Explore your Subject
To get into a top uni, it’s not enough just to do well at school. Universities want students who are passionate about their subject, who think for themselves and who are independent learners. That means that if you’re thinking about university, finding out what you’re really interested in and developing that interest is a top priority. That’s where “super-curricular” activities come in.
What are super-curricular activities?
You’ve probably heard of “extracurricular activities”, and probably do a few of them yourself. The “extra” refers to an activity being outside of your regular curriculum, e.g. doing a sport or enrolling in a first aid course.
Super-curricular activities are those that take the subjects you study further, beyond that which your teacher has taught you or what you’ve done for homework. You may go into more depth on something you picked up in the classroom or learn about a new topic altogether. You can explore your subject in many ways; for example, by reading, as well as watching videos online, downloading lectures, visiting museums or entering academic competitions.
Why are super-curricular activities important?
To do well at a top university, it is important to have a) enthusiasm and curiosity for your subject and b) the capacity for independent study.
Super-curricular activities can help you:
- Choose a subject to study. Doing something like extra reading or entering an essay competition in your subject are good ways for you to check if you have the passion for your subject that you think you do. If you’re enjoying exploring the subject, even when your homework is done for the week, it’s a positive sign that it’s the right subject for you!
- Provide evidence on a personal statement. Many universities will also look for you having done super-curricular activities because it can indicate that you have the capacity for self-study and can demonstrate how you respond to new ideas that you come across.
- Develop important skills. You can also gain skills from super-curricular activities which can help you do well in future university interviews and admissions tests/assessments. Your ability to think critically, absorb new information, make inferences or consider things from multiple angles, are all things that interviews and admissions tests are geared up to assess. You can use super-curricular exploration to develop these skills in yourself; for example, by pushing yourself to comprehend new information, getting to grips with different concepts, challenging assumptions or uncovering weaknesses in arguments you read/listen to. Asa bonus, these skills will also help you become a successful university student as uni courses often require a lot more self-study than you may have been used to so far.
Some top tips
First things first, exploring your subject is not about filling your head with facts! You will develop important independent study skills more effectively if you are engaging actively with your subject. Here are some top tips for how to explore your subject in ways that help you develop independent study skills (such as how to think critically and flexibly).
- Be open minded. Do not be afraid to try out some things that are different to what you’re used to. You might discover your next new hobby!
- Find connections. Look for links in between different things that you have explored. By doing this you really test how well you’ve understood the ideas and you could even come up with unique ideas of you own. Making comparisons and contrasts is good ways to do this.
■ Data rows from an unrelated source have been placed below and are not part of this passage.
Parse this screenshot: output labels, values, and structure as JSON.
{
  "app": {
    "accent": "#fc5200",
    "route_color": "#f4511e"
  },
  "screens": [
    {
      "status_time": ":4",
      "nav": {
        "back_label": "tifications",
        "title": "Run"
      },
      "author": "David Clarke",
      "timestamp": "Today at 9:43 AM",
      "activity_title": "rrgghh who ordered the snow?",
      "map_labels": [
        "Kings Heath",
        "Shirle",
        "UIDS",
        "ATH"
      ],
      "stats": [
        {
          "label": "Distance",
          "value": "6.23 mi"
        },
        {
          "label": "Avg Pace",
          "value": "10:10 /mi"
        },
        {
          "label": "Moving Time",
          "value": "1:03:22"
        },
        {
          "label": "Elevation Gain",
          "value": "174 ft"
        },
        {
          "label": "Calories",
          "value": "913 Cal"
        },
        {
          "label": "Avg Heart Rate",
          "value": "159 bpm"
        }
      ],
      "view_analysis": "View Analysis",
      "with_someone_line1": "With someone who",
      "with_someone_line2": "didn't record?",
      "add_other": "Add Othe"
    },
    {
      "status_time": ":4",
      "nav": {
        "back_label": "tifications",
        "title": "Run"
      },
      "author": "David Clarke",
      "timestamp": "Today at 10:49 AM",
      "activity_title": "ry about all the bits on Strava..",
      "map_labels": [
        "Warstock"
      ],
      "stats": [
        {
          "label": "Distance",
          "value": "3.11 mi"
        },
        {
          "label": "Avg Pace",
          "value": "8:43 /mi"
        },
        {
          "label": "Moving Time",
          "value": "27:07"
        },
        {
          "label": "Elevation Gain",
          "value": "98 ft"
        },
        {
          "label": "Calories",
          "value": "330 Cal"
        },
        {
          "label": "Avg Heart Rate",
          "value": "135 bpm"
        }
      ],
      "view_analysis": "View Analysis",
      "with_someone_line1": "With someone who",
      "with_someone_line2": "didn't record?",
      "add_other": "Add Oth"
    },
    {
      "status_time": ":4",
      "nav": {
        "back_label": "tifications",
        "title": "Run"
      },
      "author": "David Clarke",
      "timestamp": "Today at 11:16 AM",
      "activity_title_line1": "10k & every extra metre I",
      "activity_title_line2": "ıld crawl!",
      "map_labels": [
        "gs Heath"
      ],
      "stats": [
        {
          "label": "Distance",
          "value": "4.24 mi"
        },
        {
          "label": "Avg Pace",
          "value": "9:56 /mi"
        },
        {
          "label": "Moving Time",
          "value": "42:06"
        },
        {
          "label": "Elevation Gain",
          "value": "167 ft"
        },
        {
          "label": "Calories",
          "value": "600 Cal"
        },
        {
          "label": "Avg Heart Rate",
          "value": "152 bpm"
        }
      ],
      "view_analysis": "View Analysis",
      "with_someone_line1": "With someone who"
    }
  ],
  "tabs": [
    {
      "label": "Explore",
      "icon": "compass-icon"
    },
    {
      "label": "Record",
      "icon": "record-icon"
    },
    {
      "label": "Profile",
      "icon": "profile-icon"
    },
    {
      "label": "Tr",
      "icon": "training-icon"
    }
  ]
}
- Think actively and ask questions. Don’t just accept the arguments that you come across. Try and challenge them, and think of counter examples. Would it be the same in all situations? Is there another way of solving that problem? What do you really think?
- Pause and reflect. While reading articles or listening to podcasts, stop to think. What is your opinion? You might find it useful to write a short paragraph to practice articulating your own ideas about a subject
- Share and discuss. Always talk about things with people, whether your teacher, parent, or friend. Perhaps you don’t understand something you’ve read or you’d like to debate it further. Conversations such as these provide excellent practice for future interviews.
- And remember to follow your interests. Don’t do an activity just because you think it looks good. Read books and take part in things that you think are genuinely stimulating. This means that you avoid having to try hard to fake interest. Pursuing super-curricular activities should never become a chore.